James Steinberg

Nikita Dutta GS
Photo: Walden Davis

As thousands of prospective graduate students wrap up applications this fall, many will hope for an invitation to visit a Princeton department in early 2019. Those who come will hear about everything from academic resources to the DBar, but some say they don’t hear enough about diversity in the community they would be joining.

“I was concerned about whether or not I would find my people,” recalls Sean Luna McAdams, a third-year Ph.D. student in politics, “though that cut across a lot of different things, not just being Latino” in a predominantly white community.

While racial diversity is just one factor students consider, it may carry more weight than departments realize. According to the Graduate School’s website, while the yield rate for all graduate students has hovered around 50 percent for the past eight admission cycles, the rate for domestic applicants who self-identified as black/African American and who accepted offers of admission declined from 73 percent in 2011–12 to just 40 percent in 2018–19. For domestic Hispanic/Latino students with admission offers, a 70 percent yield in 2011–12 dropped to 50 percent in 2012–13 and has remained in that ballpark since.

Yields vary from year to year, according to Renita Miller, the Graduate School’s associate dean for access, diversity, and inclusion, but the combined yield for underrepresented minorities has been close to or above the yield for all students for several years. An increasingly diverse applicant pool has led to more underrepresented minority students receiving offers of admission, she said, and the total number of these students enrolling has been “steadily climbing over the last several years.”

Some current grad students said they felt a lack of diversity was so endemic to academia that they couldn’t realistically take it into account when evaluating Princeton.

“I didn’t consider it because I didn’t expect there to be much diversity in the first place,” said James Martin, a fifth-year Ph.D. student in molecular biology. “I was surprised during my grad school interviews that I was usually the only person of color at each school I went to, but when it came to making the final decision after realizing that, I thought, ‘This is just going to be a trial anyway.’”

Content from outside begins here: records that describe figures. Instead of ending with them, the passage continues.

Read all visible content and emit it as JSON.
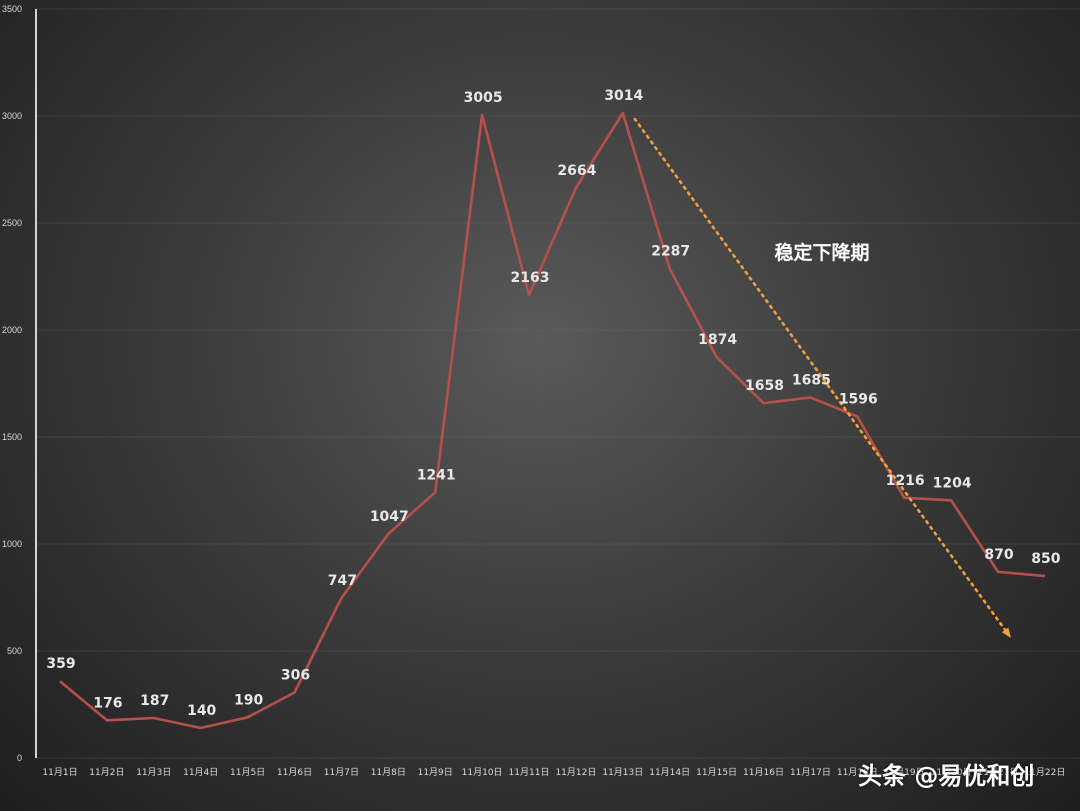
{
  "chart_data": {
    "type": "line",
    "title": "",
    "xlabel": "",
    "ylabel": "",
    "ylim": [
      0,
      3500
    ],
    "yticks": [
      0,
      500,
      1000,
      1500,
      2000,
      2500,
      3000,
      3500
    ],
    "grid": true,
    "categories": [
      "11月1日",
      "11月2日",
      "11月3日",
      "11月4日",
      "11月5日",
      "11月6日",
      "11月7日",
      "11月8日",
      "11月9日",
      "11月10日",
      "11月11日",
      "11月12日",
      "11月13日",
      "11月14日",
      "11月15日",
      "11月16日",
      "11月17日",
      "11月18日",
      "11月19日",
      "11月20日",
      "11月21日",
      "11月22日"
    ],
    "series": [
      {
        "name": "",
        "values": [
          359,
          176,
          187,
          140,
          190,
          306,
          747,
          1047,
          1241,
          3005,
          2163,
          2664,
          3014,
          2287,
          1874,
          1658,
          1685,
          1596,
          1216,
          1204,
          870,
          850
        ]
      }
    ],
    "annotations": [
      {
        "text": "稳定下降期",
        "type": "dotted-arrow",
        "from": [
          "11月13日",
          3014
        ],
        "to": [
          "11月21日",
          580
        ]
      }
    ]
  },
  "colors": {
    "line": "#b5504b",
    "arrow": "#f0a040"
  },
  "watermark": "头条 @易优和创"
}
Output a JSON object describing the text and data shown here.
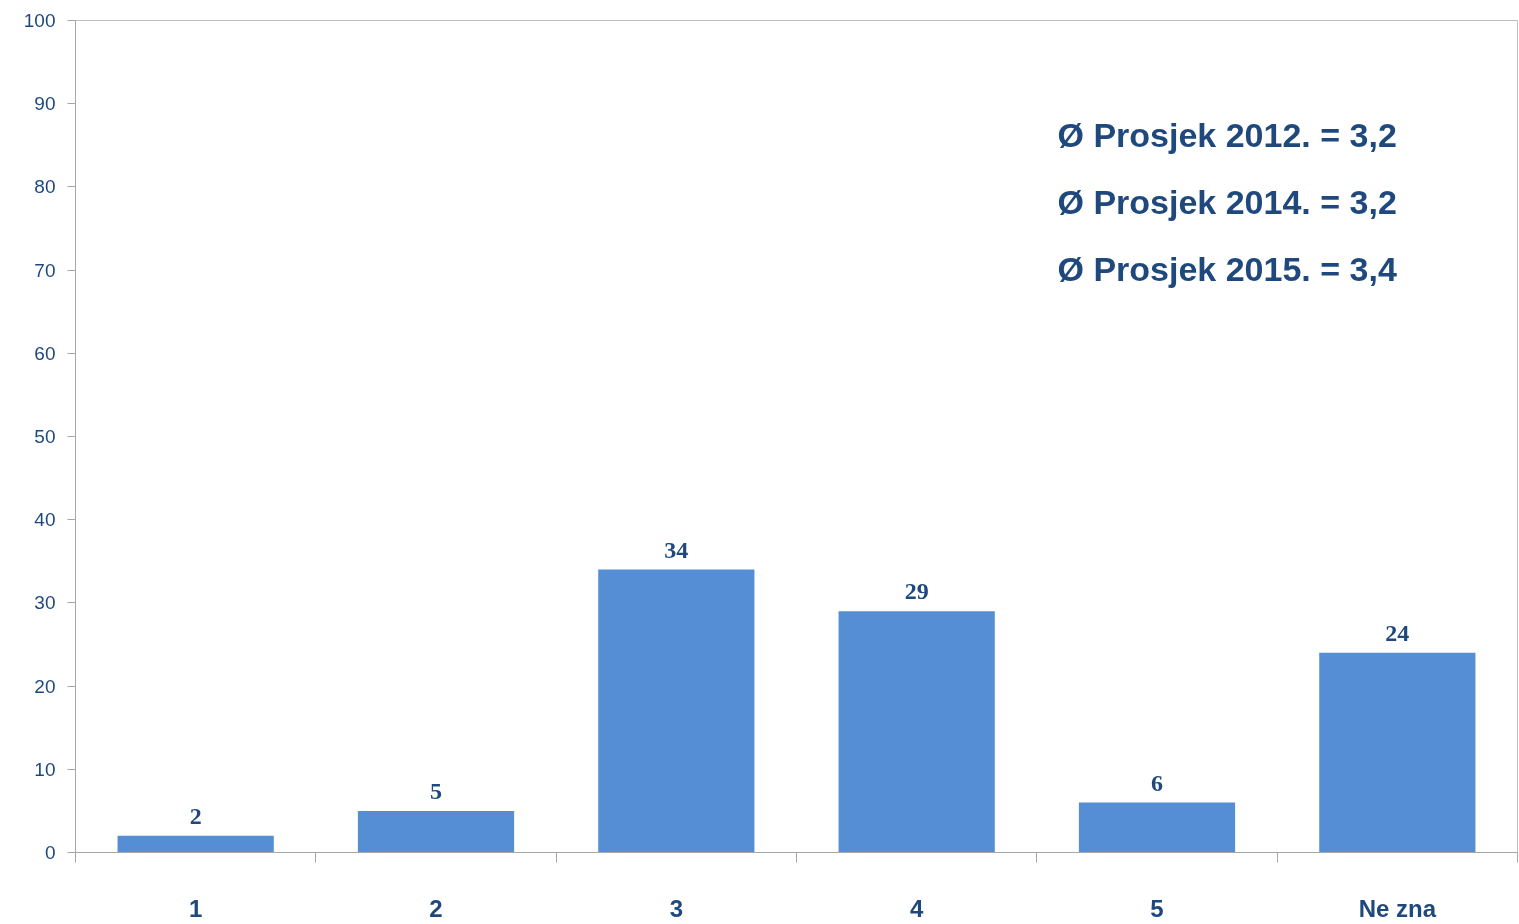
{
  "chart_data": {
    "type": "bar",
    "categories": [
      "1",
      "2",
      "3",
      "4",
      "5",
      "Ne zna"
    ],
    "values": [
      2,
      5,
      34,
      29,
      6,
      24
    ],
    "color": "#558ed5",
    "ylim": [
      0,
      100
    ],
    "yticks": [
      0,
      10,
      20,
      30,
      40,
      50,
      60,
      70,
      80,
      90,
      100
    ],
    "data_labels": true,
    "annotations": [
      "Ø Prosjek 2012. = 3,2",
      "Ø Prosjek 2014. = 3,2",
      "Ø Prosjek 2015. = 3,4"
    ]
  }
}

Graduate students told PAW of the importance of discussing diversity issues during recruiting. Martin recalls other schools scheduling more diversity programming on their visit days than he found at Princeton. Luna McAdams told how, during his visit to the politics department, he contacted Latino grad students on his own initiative and learned of Princeton’s Latino Graduate Student Association — of which he is now president. “I was surprised to hear there was an organization, so that helped me in some of my concerns,” he said.

A new program as of October, Princeton Prospective Ph.D. Preview, gives interested students a chance to visit and learn about the admission process before applications are due. The departments of molecular biology, ecology and evolutionary biology, and Near Eastern studies also have diversity-related visitation programs, Miller said. 

“We find that underrepresented minority and first-generation low-income students who have an opportunity to visit and learn more about Princeton prior to the application process are more likely to apply and accept our offer,” she explained.

Laura De Olden, the associate director of graduate student life and diversity initiatives at the Woodrow Wilson School, feels she can relate to students “as a first-generation Latina” and aims to “ensure that all members of the Woodrow Wilson School community feel respected, included, and supported.” A few other departments, including neuroscience and chemistry, also have administrators who run diversity initiatives.

But most departments lack these designated resources, and students believe they need to be more direct with prospective students about diversity in their program and the difficulties of graduate school.

“If you come in hearing from an older student saying, ‘These are the struggles, but this is how I made it through,’ it really helps provide a comfortable and safe environment to say, ‘Yes, this will be hard, but I know the path to navigate,’” said Martin.

Francine Camacho, a fifth-year Ph.D. student in quantitative and computational biology, agrees. She recalled two Princeton students of color advising her against attending during her visit, and aims to be similarly forthcoming.

“I don’t try to sell Princeton as a utopia, and I try to be honest about my experiences,” she said. “I usually say graduate school is hard and there is no perfect program or school, each with their own problems, but I have grown to love and appreciate Princeton in my own way.”

While Camacho struggles to encourage students to come to Princeton knowing the isolation she has often felt, she feels that the culture is changing and will improve if more students of color decide to matriculate. Ultimately, she hopes to “remind them that students who look like us and talk like us deserve to be at Princeton.”